Non. Le riz peut aider, mais l’objectif est une alimentation simple et variée, adaptée à l’âge, avec une reprise progressive.
Faut-il faire une analyse de selles ?
Pas systématiquement. Elle est plutôt envisagée si signes atypiques (sang, diarrhée prolongée, voyage, suspicion bactérienne/parasitose) sur décision médicale.
Checklist : les bons réflexes à garder sous la main
- Priorité : hydratation avec SRO si diarrhée importante, surtout chez les petits.
- Surveiller : urines, état général, larmes, bouche sèche, somnolence.
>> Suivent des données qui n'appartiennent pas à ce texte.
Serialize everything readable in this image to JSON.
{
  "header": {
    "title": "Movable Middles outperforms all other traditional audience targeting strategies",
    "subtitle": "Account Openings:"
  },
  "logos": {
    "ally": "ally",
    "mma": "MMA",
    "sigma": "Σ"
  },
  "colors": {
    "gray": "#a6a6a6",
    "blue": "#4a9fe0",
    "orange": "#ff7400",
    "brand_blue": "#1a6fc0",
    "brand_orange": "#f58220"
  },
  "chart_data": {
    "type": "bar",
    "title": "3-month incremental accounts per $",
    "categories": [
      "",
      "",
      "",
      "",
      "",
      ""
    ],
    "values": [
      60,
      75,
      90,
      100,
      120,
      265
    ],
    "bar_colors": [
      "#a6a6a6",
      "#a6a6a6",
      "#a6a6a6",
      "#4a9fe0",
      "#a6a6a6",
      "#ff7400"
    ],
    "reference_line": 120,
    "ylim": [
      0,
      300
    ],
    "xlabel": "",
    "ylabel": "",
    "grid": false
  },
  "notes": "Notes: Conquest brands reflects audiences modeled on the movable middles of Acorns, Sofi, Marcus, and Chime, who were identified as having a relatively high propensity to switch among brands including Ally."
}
- Alimentation : simple, en petites portions, éviter les boissons sucrées.
- Hygiène : lavage des mains + désinfection des surfaces, surtout en collectivité.
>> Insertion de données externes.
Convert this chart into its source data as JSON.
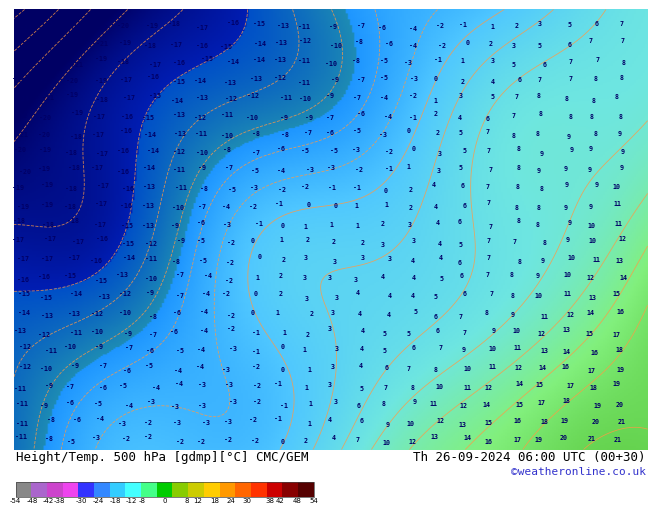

- Consulter : nourrisson, sang dans les selles, vomissements incoercibles, signes de déshydratation, aggravation ou durée anormale.
Conclusion : une gestion sereine, centrée sur l’essentiel
La diarrhée chez l’enfant est fréquente, souvent bénigne, mais jamais à banaliser quand l’hydratation est en jeu. Avec des repères clairs — SRO, alimentation adaptée, hygiène renforcée et surveillance des signes d’alerte — la plupart des familles peuvent traverser l’épisode plus sereinement. Et si quelque chose vous inquiète, n’hésitez pas à demander conseil : en France, le médecin, le pédiatre et le pharmacien sont des relais précieux pour ajuster la prise en charge à l’âge et à la situation de votre enfant.
Note : cet article ne remplace pas une consultation médicale. En cas de doute, surtout chez un nourrisson ou si l’état général se dégrade, sollicitez un professionnel de santé.